Although, it might be difficult to truly accurately estimate how much each roommate is actually consuming, which brings us to our next point.
Consider a joint expense account
If you are a couple, consider combining your money into a joint account. By sharing a joint account, it will make it much easier for both of you to pay the bills from one place and keep track of all the transactions.
Each partner can see what bills are being paid and how much is going towards the hydro bill versus the water bill for example.
Make a pact
We all have fallen victim to forgetting our promises or incorrectly recalling verbal contracts we have made in the past. Sharing a space and dividing bills and utility expenses is a serious thing that can have negative consequences if both parties are unclear.
Hold each other accountable for the expenses associated with the space and the percentage in how you are dividing the payments up by writing it down.
Take some time to keep track on paper or on an excel spreadsheet of your contract and the agreed-upon amounts. This way, if there is ever any confusion, you can always refer back to the spreadsheet.
Depending on the place you choose to settle down in, your utility bill amounts will look different. If it is a bigger space, it is likely your hydro bill will be higher in the summer to keep your AC blasting.
Therefore, if you prefer to live in a bigger place you know your partner or roommate cannot afford, you will have to be considerate of their budget allowance.

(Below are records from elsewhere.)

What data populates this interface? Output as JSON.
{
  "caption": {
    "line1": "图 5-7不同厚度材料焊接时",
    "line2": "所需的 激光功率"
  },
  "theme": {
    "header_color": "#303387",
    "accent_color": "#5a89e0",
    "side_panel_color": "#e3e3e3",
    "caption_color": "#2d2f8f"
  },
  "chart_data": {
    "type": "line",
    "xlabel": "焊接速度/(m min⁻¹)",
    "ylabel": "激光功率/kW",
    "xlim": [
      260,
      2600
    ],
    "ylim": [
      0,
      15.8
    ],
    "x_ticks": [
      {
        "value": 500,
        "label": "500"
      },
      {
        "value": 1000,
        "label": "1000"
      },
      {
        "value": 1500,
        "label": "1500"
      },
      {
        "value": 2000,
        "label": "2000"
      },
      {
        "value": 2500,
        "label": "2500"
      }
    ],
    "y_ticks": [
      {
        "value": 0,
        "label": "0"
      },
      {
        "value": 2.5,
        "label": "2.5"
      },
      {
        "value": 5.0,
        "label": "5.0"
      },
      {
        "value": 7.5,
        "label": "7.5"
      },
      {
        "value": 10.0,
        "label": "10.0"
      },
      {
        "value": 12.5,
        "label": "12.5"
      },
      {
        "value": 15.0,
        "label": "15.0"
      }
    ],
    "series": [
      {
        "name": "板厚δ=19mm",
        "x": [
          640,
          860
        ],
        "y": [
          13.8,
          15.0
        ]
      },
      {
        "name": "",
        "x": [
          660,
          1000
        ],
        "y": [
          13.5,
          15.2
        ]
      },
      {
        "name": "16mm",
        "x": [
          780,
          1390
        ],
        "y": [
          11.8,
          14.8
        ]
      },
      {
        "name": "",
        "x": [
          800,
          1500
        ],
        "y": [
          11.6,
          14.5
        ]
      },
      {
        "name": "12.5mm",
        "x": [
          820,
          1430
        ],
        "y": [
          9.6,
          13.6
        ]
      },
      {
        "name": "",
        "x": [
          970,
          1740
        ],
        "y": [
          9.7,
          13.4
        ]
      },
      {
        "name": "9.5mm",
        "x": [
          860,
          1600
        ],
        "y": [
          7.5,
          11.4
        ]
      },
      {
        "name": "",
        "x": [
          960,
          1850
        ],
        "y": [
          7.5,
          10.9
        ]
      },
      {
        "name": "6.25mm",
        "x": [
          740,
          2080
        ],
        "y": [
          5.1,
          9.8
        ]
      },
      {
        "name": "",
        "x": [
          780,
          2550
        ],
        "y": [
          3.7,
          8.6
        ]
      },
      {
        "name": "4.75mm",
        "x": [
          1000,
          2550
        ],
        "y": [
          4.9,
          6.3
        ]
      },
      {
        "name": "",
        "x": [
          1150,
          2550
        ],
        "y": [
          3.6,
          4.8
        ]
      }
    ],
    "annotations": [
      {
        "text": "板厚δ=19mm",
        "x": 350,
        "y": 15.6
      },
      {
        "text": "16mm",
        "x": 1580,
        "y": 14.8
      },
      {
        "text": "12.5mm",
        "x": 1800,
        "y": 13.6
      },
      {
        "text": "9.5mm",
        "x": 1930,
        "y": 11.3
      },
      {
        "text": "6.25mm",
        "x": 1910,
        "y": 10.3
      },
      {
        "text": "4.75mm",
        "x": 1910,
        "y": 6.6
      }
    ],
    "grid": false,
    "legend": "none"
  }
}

Either be willing to foot more of the utility bill if you prefer to have your entire home cool during the summer or look for a smaller place that is cheaper to keep the AC on.
Check in with your partner or roommate
It is important to touch base with your roommate or partner to go over your utility bills and ensure everyone is doing their part. If there is a late fee, it is crucial to address the situation before it escalates into future conflict.
If your partner or roommate is the guilty culprit behind all the late bills, it is encouraged to remind them of the pact made and refer back to your contract. Help them understand that paying bills late can become quite expensive over time and can negatively harm their living arrangement.
Sharing a space with someone can be economical in the long run, but it is essential to make sure that the division of expenses including utility bills is clear before moving in together.